Évoquant le populisme aux États-Unis, Chip Berlet considère que « les mouvements populistes peuvent être de droite, de gauche ou du centre ». Ils peuvent, explique-t-il, « être égalitaire ou autoritaire, et compter soit sur un réseau décentralisé(40) ou un chef charismatique. Ils peuvent revendiquer de nouvelles relations sociales et politiques ou romancer le passé »(41). Les mouvements populistes « peuvent promouvoir certaines formes d’antiélitisme qui visent soit de véritables structures d’oppression soit des boucs émissaires prétendument membres d’un complot secret. Ils peuvent définir le “peuple” d’une manière qui est inclusive et qui remet en question les hiérarchies traditionnelles, ou d’une manière qui réduit au silence et diabolise certains groupes oppressés »(42). Dans le même ordre d’idée, Stavrakakis et Angelopoulos ajoutent que « l’enjeu n’est pas d’admettre ou de nier l’existence du populisme, mais de prendre en compte la fonction concrète (démocratique ou anti-démocratique) de chaque populisme »(43). Le lien ou l’absence de lien entre le discours populiste et la « réalité » partagée par les autres acteurs (partis, médias, intellectuels, etc.) sont à la fois un vecteur de dynamisme politique (le parti populiste propose de nouvelles idées, de nouvelles interprétations) mais aussi potentiellement un vecteur de démagogie et de simplisme (le parti populiste peut détourner la colère populaire à l’encontre d’un ennemi soit imaginaire, soit sans rapport avec les problèmes dénoncés).
Majoritaire et homogène, le peuple du populisme est aussi laborieux. En effet, les discours populistes font référence, d’une manière ou d’une autre, même indirectement, au travail, et plus particulièrement au dur labeur de la population.

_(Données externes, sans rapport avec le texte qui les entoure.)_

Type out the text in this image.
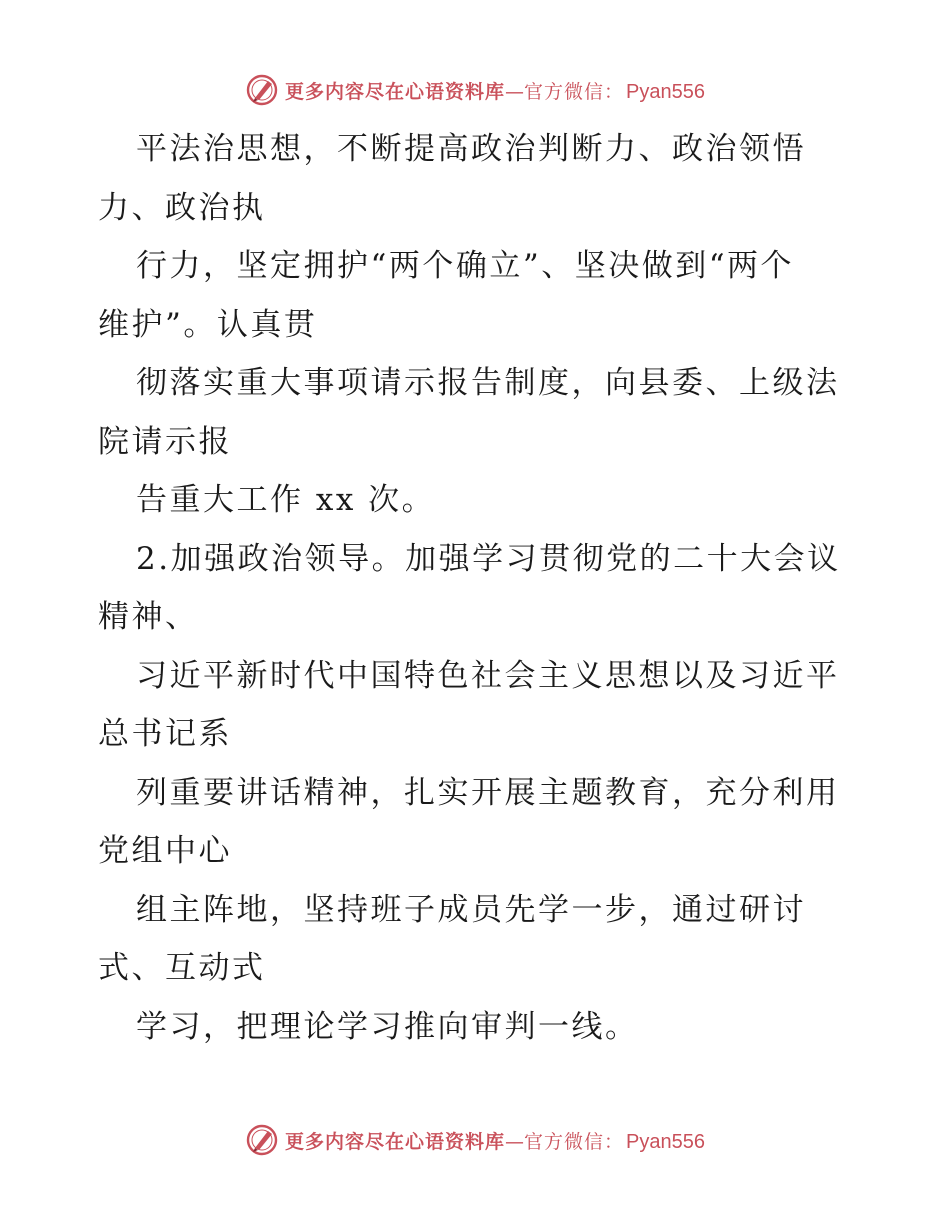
更多内容尽在心语资料库 — 官方微信： Pyan556
平法治思想，不断提高政治判断力、政治领悟
力、政治执
行力，坚定拥护“两个确立”、坚决做到“两个
维护”。认真贯
彻落实重大事项请示报告制度，向县委、上级法
院请示报
告重大工作 xx 次。
2.加强政治领导。加强学习贯彻党的二十大会议
精神、
习近平新时代中国特色社会主义思想以及习近平
总书记系
列重要讲话精神，扎实开展主题教育，充分利用
党组中心
组主阵地，坚持班子成员先学一步，通过研讨
式、互动式
学习，把理论学习推向审判一线。
更多内容尽在心语资料库 — 官方微信： Pyan556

Les laissés-pour-compte, les « gens d’en bas », les ouvriers, les working poors, les fermiers et les « hommes de la rue » sont tous, avant tout, des gens qui travaillent dur – ou voudraient travailler dur –, pour gagner leur vie, des gens qui « respectent la réussite honnête par le travail », explique Taguieff dans une description du peuple auquel le discours thatchérien s’adressait dans les années 80(44). Les travailleurs du populisme contribuent à la richesse collective à la sueur de leur front, ils sont attachés à une éthique du producteur de biens et de richesses basée sur le mérite et l’effort individuels(45).